• One Size Does Not Fit All

    Just as no two people are the same, no two experiences are the same either. What is traumatic to one person may not be traumatic to the next, and, get this…what’s traumatic to someone in one moment may not be traumatic to them in the next. For some things to shift from stressful to traumatizing, it takes a seriously complicated system (a person) that has led a seriously complex life filled with elaborate experiences to be under a certain degree of stress, and for just one or two things in that system to go awry. Maybe it was a lack of attachment or security felt, or safety could have been threatened, or a feeling of shame or guilt could have been attached to a situation, perhaps a feeling of responsibility could have clouded interpretations of events, the list is endless. Regardless of what actually led to the event leaving impacts of trauma, it’s important to know that every experience with trauma is different. 

        Not only is the experience itself unique, but the symptoms people experience after a traumatic event can be very unique as well. While most people who develop Posttraumatic Stress Disorder (PTSD) or other trauma-related disorders will find that they can often relate to one another’s struggles and difficulties, each individual’s experiences are unique in their own way. With that being said, though, let’s take a look at one of the types of symptoms that people sometimes experience after a traumatic event, and some things you can do if you find yourself all too familiar with them. The symptoms we’ll be looking at today are called intrusive or intrusion symptoms.
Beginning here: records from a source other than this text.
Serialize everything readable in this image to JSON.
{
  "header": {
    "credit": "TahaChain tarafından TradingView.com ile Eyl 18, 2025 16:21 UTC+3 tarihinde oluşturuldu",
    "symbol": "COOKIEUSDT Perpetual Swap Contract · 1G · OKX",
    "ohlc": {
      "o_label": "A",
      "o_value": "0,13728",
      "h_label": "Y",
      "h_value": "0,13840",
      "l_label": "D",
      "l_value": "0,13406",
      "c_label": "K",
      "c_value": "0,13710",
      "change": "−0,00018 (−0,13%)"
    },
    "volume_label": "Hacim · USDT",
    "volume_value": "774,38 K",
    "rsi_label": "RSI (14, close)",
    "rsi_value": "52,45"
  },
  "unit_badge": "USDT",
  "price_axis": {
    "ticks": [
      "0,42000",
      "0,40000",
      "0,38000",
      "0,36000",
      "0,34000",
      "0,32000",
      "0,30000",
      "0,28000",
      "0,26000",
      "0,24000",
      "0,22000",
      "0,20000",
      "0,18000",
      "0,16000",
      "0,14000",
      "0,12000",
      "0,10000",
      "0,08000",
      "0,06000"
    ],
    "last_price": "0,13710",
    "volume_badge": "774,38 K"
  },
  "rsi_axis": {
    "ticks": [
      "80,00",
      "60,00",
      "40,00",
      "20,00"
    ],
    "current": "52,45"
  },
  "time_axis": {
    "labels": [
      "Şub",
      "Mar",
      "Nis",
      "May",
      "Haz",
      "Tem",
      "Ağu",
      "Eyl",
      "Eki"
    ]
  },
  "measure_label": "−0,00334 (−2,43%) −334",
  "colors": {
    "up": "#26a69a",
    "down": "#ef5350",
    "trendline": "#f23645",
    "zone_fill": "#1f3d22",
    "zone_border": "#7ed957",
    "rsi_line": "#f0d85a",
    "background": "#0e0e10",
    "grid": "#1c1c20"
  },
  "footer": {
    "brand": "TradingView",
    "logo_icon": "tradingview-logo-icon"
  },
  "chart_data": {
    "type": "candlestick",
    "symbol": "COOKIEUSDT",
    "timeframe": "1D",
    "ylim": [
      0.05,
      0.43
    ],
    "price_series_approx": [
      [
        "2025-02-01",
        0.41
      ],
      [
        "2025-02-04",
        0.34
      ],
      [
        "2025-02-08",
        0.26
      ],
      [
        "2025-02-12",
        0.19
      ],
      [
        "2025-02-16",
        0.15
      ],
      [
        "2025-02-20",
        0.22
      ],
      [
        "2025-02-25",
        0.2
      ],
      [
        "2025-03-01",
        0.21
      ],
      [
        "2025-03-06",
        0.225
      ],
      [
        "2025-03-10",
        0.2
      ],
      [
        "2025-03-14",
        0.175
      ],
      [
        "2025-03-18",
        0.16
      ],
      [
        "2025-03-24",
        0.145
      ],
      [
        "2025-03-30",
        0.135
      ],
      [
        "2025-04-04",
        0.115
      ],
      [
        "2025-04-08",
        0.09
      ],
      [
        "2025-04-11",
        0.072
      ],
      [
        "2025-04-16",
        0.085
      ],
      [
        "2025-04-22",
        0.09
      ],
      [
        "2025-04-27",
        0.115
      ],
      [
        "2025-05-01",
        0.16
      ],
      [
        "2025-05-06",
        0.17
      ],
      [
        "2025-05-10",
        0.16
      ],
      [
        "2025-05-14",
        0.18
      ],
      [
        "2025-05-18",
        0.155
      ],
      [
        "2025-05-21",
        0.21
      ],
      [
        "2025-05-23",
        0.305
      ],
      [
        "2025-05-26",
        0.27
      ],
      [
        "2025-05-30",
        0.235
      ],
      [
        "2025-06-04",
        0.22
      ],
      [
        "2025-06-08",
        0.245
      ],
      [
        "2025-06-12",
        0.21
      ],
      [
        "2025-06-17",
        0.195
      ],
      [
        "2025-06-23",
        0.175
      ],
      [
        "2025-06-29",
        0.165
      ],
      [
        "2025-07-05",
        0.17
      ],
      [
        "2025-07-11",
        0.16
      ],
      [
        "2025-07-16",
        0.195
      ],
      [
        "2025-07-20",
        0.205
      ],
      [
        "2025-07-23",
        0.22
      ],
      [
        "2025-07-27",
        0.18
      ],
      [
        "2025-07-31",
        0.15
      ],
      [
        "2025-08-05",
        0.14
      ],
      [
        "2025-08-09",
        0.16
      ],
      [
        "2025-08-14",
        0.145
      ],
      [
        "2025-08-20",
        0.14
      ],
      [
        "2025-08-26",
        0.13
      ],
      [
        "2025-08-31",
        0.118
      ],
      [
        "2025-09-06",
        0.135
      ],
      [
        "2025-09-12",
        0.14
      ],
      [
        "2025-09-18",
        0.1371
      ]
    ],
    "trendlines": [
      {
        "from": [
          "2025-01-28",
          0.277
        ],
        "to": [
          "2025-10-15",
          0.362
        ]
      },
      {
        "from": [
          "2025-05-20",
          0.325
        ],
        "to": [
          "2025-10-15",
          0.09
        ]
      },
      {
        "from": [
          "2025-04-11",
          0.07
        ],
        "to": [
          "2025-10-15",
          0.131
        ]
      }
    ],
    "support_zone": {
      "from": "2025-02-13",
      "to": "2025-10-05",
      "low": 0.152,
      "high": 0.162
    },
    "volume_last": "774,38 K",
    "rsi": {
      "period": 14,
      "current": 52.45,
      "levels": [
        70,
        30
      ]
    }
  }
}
        Intrusion symptoms often come in the form of recurrent, unwanted, and stressful memories and thoughts related to traumatic events. These can come in the form of flashbacks where a person actually feels as though they’re reliving events, however they don’t always. These can be conscious or subconscious memories, so sometimes they manifest in physiological responses rather than actual memories (i.e. heart racing, trouble breathing, sweaty palms, chest tightening, leg shaking, etc.). Often, these happen quickly and are over before a person even realizes that they were reminded of their past. You may have heard someone refer to “trauma triggers” before, or simply say, “I got triggered”. Often, this is what they’re referring to. We can experience these in our sleep, too. As our mind plays out images of our day and links it to trying to process our past, we tend to have what I refer to as trauma dreams. These dreams are sometimes replays of events that we’ve been through, sometimes they’re replays of themes we’ve often experienced throughout our lives, other times we don’t remember them but wake up in a panic or as though a black cloud is hanging over our heads. 

        So now that you feel outed, what do you do with this information? For one, if you’re not already seeing a therapist, that’s always going to be my first recommendation for someone experiencing these symptoms, because as I said before, every person is different and any information you read in a blog is very general information that is not individualized therapeutic care. You deserve individualized care. 
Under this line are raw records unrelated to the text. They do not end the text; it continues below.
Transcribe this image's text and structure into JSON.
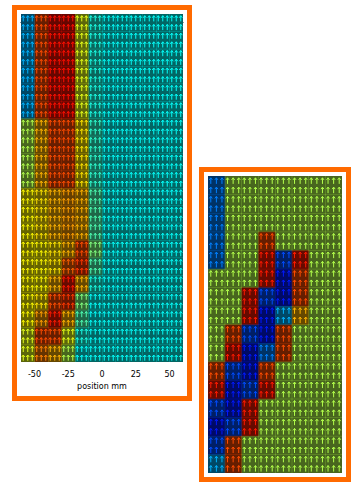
{
  "chart_data": [
    {
      "type": "vector_field",
      "marker": "arrow",
      "tick_labels": "x",
      "xlabel": "position mm",
      "xlim": [
        -60,
        60
      ],
      "xticks": [
        -50,
        -25,
        0,
        25,
        50
      ],
      "ylim": [
        -0.5,
        19.5
      ],
      "color_range": [
        0,
        1
      ],
      "x": [
        -55,
        -45,
        -35,
        -25,
        -15,
        -5,
        5,
        15,
        25,
        35,
        45,
        55
      ],
      "y": [
        0,
        1,
        2,
        3,
        4,
        5,
        6,
        7,
        8,
        9,
        10,
        11,
        12,
        13,
        14,
        15,
        16,
        17,
        18,
        19
      ],
      "cells": [
        [
          0.3,
          0.8,
          0.86,
          0.86,
          0.6,
          0.4,
          0.38,
          0.38,
          0.38,
          0.38,
          0.38,
          0.38
        ],
        [
          0.3,
          0.8,
          0.86,
          0.86,
          0.6,
          0.4,
          0.38,
          0.38,
          0.38,
          0.38,
          0.38,
          0.38
        ],
        [
          0.3,
          0.8,
          0.86,
          0.86,
          0.6,
          0.4,
          0.38,
          0.38,
          0.38,
          0.38,
          0.38,
          0.38
        ],
        [
          0.3,
          0.8,
          0.86,
          0.86,
          0.6,
          0.4,
          0.38,
          0.38,
          0.38,
          0.38,
          0.38,
          0.38
        ],
        [
          0.3,
          0.8,
          0.86,
          0.86,
          0.6,
          0.4,
          0.38,
          0.38,
          0.38,
          0.38,
          0.38,
          0.38
        ],
        [
          0.3,
          0.8,
          0.86,
          0.86,
          0.6,
          0.4,
          0.38,
          0.38,
          0.38,
          0.38,
          0.38,
          0.38
        ],
        [
          0.55,
          0.7,
          0.8,
          0.8,
          0.65,
          0.42,
          0.38,
          0.38,
          0.38,
          0.38,
          0.38,
          0.38
        ],
        [
          0.55,
          0.7,
          0.8,
          0.8,
          0.65,
          0.42,
          0.38,
          0.38,
          0.38,
          0.38,
          0.38,
          0.38
        ],
        [
          0.55,
          0.7,
          0.8,
          0.8,
          0.65,
          0.42,
          0.38,
          0.38,
          0.38,
          0.38,
          0.38,
          0.38
        ],
        [
          0.55,
          0.7,
          0.8,
          0.8,
          0.65,
          0.42,
          0.38,
          0.38,
          0.38,
          0.38,
          0.38,
          0.38
        ],
        [
          0.63,
          0.65,
          0.7,
          0.72,
          0.7,
          0.45,
          0.38,
          0.38,
          0.38,
          0.38,
          0.38,
          0.38
        ],
        [
          0.63,
          0.65,
          0.7,
          0.72,
          0.7,
          0.45,
          0.38,
          0.38,
          0.38,
          0.38,
          0.38,
          0.38
        ],
        [
          0.63,
          0.65,
          0.7,
          0.72,
          0.7,
          0.45,
          0.38,
          0.38,
          0.38,
          0.38,
          0.38,
          0.38
        ],
        [
          0.63,
          0.63,
          0.65,
          0.7,
          0.8,
          0.5,
          0.38,
          0.38,
          0.38,
          0.38,
          0.38,
          0.38
        ],
        [
          0.63,
          0.63,
          0.65,
          0.78,
          0.82,
          0.45,
          0.38,
          0.38,
          0.38,
          0.38,
          0.38,
          0.38
        ],
        [
          0.63,
          0.63,
          0.7,
          0.85,
          0.7,
          0.4,
          0.38,
          0.38,
          0.38,
          0.38,
          0.38,
          0.38
        ],
        [
          0.63,
          0.65,
          0.8,
          0.82,
          0.5,
          0.38,
          0.38,
          0.38,
          0.38,
          0.38,
          0.38,
          0.38
        ],
        [
          0.63,
          0.72,
          0.85,
          0.7,
          0.45,
          0.38,
          0.38,
          0.38,
          0.38,
          0.38,
          0.38,
          0.38
        ],
        [
          0.6,
          0.8,
          0.8,
          0.6,
          0.4,
          0.38,
          0.38,
          0.38,
          0.38,
          0.38,
          0.38,
          0.38
        ],
        [
          0.6,
          0.75,
          0.7,
          0.55,
          0.38,
          0.38,
          0.38,
          0.38,
          0.38,
          0.38,
          0.38,
          0.38
        ]
      ]
    },
    {
      "type": "vector_field",
      "marker": "arrow",
      "tick_labels": false,
      "xlim": [
        -0.5,
        7.5
      ],
      "ylim": [
        -0.5,
        15.5
      ],
      "color_range": [
        0,
        1
      ],
      "x": [
        0,
        1,
        2,
        3,
        4,
        5,
        6,
        7
      ],
      "y": [
        0,
        1,
        2,
        3,
        4,
        5,
        6,
        7,
        8,
        9,
        10,
        11,
        12,
        13,
        14,
        15
      ],
      "cells": [
        [
          0.25,
          0.55,
          0.55,
          0.55,
          0.55,
          0.55,
          0.55,
          0.55
        ],
        [
          0.25,
          0.55,
          0.55,
          0.55,
          0.55,
          0.55,
          0.55,
          0.55
        ],
        [
          0.25,
          0.55,
          0.55,
          0.55,
          0.55,
          0.55,
          0.55,
          0.55
        ],
        [
          0.25,
          0.55,
          0.55,
          0.8,
          0.55,
          0.55,
          0.55,
          0.55
        ],
        [
          0.25,
          0.55,
          0.55,
          0.85,
          0.2,
          0.85,
          0.55,
          0.55
        ],
        [
          0.55,
          0.55,
          0.55,
          0.85,
          0.15,
          0.8,
          0.55,
          0.55
        ],
        [
          0.55,
          0.55,
          0.85,
          0.2,
          0.15,
          0.8,
          0.55,
          0.55
        ],
        [
          0.55,
          0.55,
          0.85,
          0.15,
          0.3,
          0.7,
          0.55,
          0.55
        ],
        [
          0.55,
          0.8,
          0.2,
          0.15,
          0.8,
          0.55,
          0.55,
          0.55
        ],
        [
          0.55,
          0.85,
          0.15,
          0.25,
          0.8,
          0.55,
          0.55,
          0.55
        ],
        [
          0.8,
          0.2,
          0.15,
          0.8,
          0.55,
          0.55,
          0.55,
          0.55
        ],
        [
          0.85,
          0.15,
          0.2,
          0.85,
          0.55,
          0.55,
          0.55,
          0.55
        ],
        [
          0.2,
          0.15,
          0.85,
          0.55,
          0.55,
          0.55,
          0.55,
          0.55
        ],
        [
          0.15,
          0.2,
          0.85,
          0.55,
          0.55,
          0.55,
          0.55,
          0.55
        ],
        [
          0.2,
          0.8,
          0.55,
          0.55,
          0.55,
          0.55,
          0.55,
          0.55
        ],
        [
          0.3,
          0.8,
          0.55,
          0.55,
          0.55,
          0.55,
          0.55,
          0.55
        ]
      ]
    }
  ]
}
        Next if it were me, I’d take time getting to know my triggers, by first asking myself what it feels like when I’m triggered and familiarizing myself with those feelings, and then noticing when I’m feeling those feelings. For example, I know that I’m triggered when my face and ears get hot, my chest gets tights, and my feet and legs feel restless. Once I knew that information about myself, I started paying attention to when I felt those things, and asking myself the question, “what just happened?”. This allows a person to become familiar with their trauma triggers. 
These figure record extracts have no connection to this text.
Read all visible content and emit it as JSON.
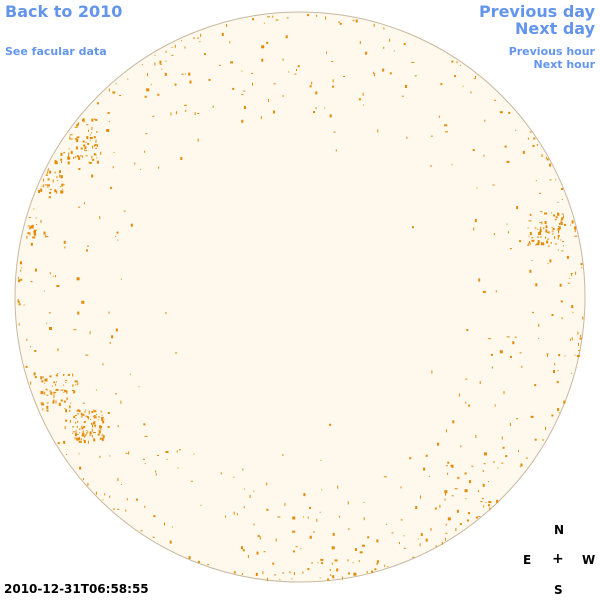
{
  "nav": {
    "back_label": "Back to 2010",
    "facular_label": "See facular data",
    "prev_day_label": "Previous day",
    "next_day_label": "Next day",
    "prev_hour_label": "Previous hour",
    "next_hour_label": "Next hour"
  },
  "compass": {
    "north": "N",
    "east": "E",
    "center": "+",
    "west": "W",
    "south": "S"
  },
  "timestamp": "2010-12-31T06:58:55",
  "colors": {
    "link": "#6495ed",
    "disk_fill": "#fff8ec",
    "disk_edge": "#c8b8a0",
    "feature": "#e38a06"
  }
}
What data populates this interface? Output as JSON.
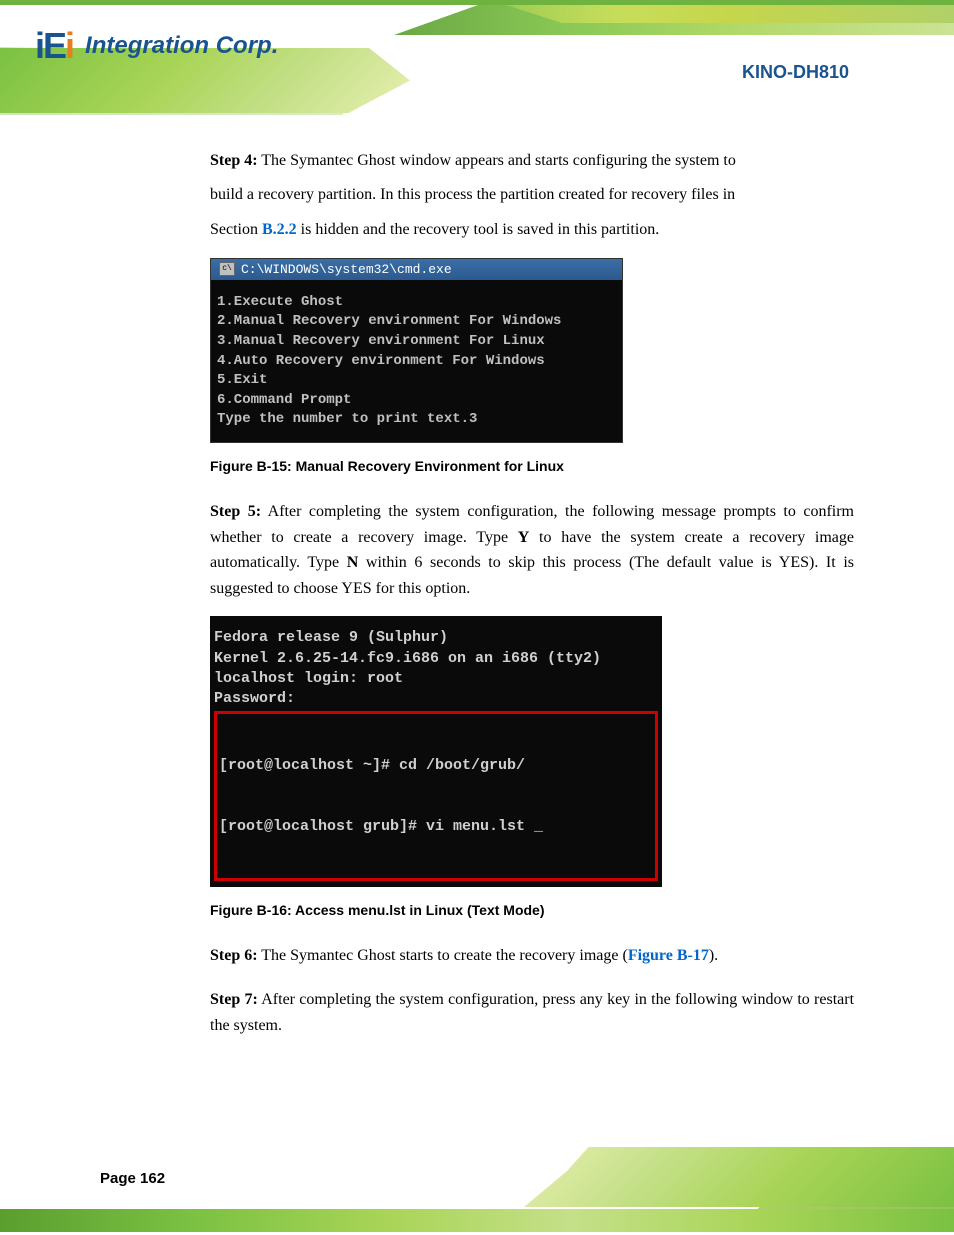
{
  "logo": {
    "brand": "iEi",
    "tagline": "Integration Corp."
  },
  "page_title": "KINO-DH810",
  "page_number": "Page 162",
  "body": {
    "step4": {
      "label": "Step 4:",
      "text_a": "The Symantec Ghost window appears and starts configuring the system to",
      "text_b": "build a recovery partition. In this process the partition created for recovery files in",
      "text_c_before": "Section ",
      "text_c_ref": "B.2.2",
      "text_c_after": " is hidden and the recovery tool is saved in this partition."
    },
    "figure15": {
      "caption": "Figure B-15: Manual Recovery Environment for Linux",
      "terminal": {
        "title": "C:\\WINDOWS\\system32\\cmd.exe",
        "lines": [
          "1.Execute Ghost",
          "2.Manual Recovery environment For Windows",
          "3.Manual Recovery environment For Linux",
          "4.Auto Recovery environment For Windows",
          "5.Exit",
          "6.Command Prompt",
          "Type the number to print text.3"
        ]
      }
    },
    "step5": {
      "label": "Step 5:",
      "text": "After completing the system configuration, the following message prompts to confirm whether to create a recovery image. Type ",
      "bold": "Y",
      "text_after": " to have the system create a recovery image automatically. Type ",
      "bold2": "N",
      "text_after2": " within 6 seconds to skip this process (The default value is YES). It is suggested to choose YES for this option."
    },
    "figure16": {
      "caption": "Figure B-16: Access menu.lst in Linux (Text Mode)",
      "terminal": {
        "lines": [
          "Fedora release 9 (Sulphur)",
          "Kernel 2.6.25-14.fc9.i686 on an i686 (tty2)",
          "",
          "localhost login: root",
          "Password:"
        ],
        "boxed_lines": [
          "[root@localhost ~]# cd /boot/grub/",
          "[root@localhost grub]# vi menu.lst _"
        ]
      }
    },
    "step6": {
      "label": "Step 6:",
      "text": "The Symantec Ghost starts to create the recovery image ("
    },
    "step7": {
      "label": "Step 7:",
      "text": "After completing the system configuration, press any key in the following window to restart the system."
    }
  },
  "colors": {
    "link_blue": "#0066cc",
    "terminal_bg": "#0a0a0a",
    "terminal_fg": "#c0c0c0",
    "titlebar_blue": "#2b5a8f",
    "redbox": "#cc0000",
    "brand_blue": "#1a5490",
    "green1": "#7bc142",
    "green2": "#a8d456"
  }
}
        While working on this process, it can also be helpful to be practicing some skills to help relax your nervous system. It sounds really cheesy when you’ve never done them before, but things like breathing exercises and meditation are actually really powerful tools for learning to calm down when feeling triggered. There are countless apps, videos, and podcasts out there with resources for learning to use breathing exercises and/or meditation as relaxation techniques that are relatively easy to find. But maybe breathing and meditation doesn’t work for you, and instead you like to get in touch with your creative side by journaling, drawing, or painting. Or maybe hitting the gym or going for a walk helps you deal with intrusive symptoms.

        There are a few important takeaways from this and they are these: that if these symptoms are ones that you’re experiencing, then you don’t have to experience them forever; there is help available and hope for you; and if you tried something that didn’t work for you in the past, just like the fact that hurting from trauma isn’t one size fits all, healing from trauma isn’t either.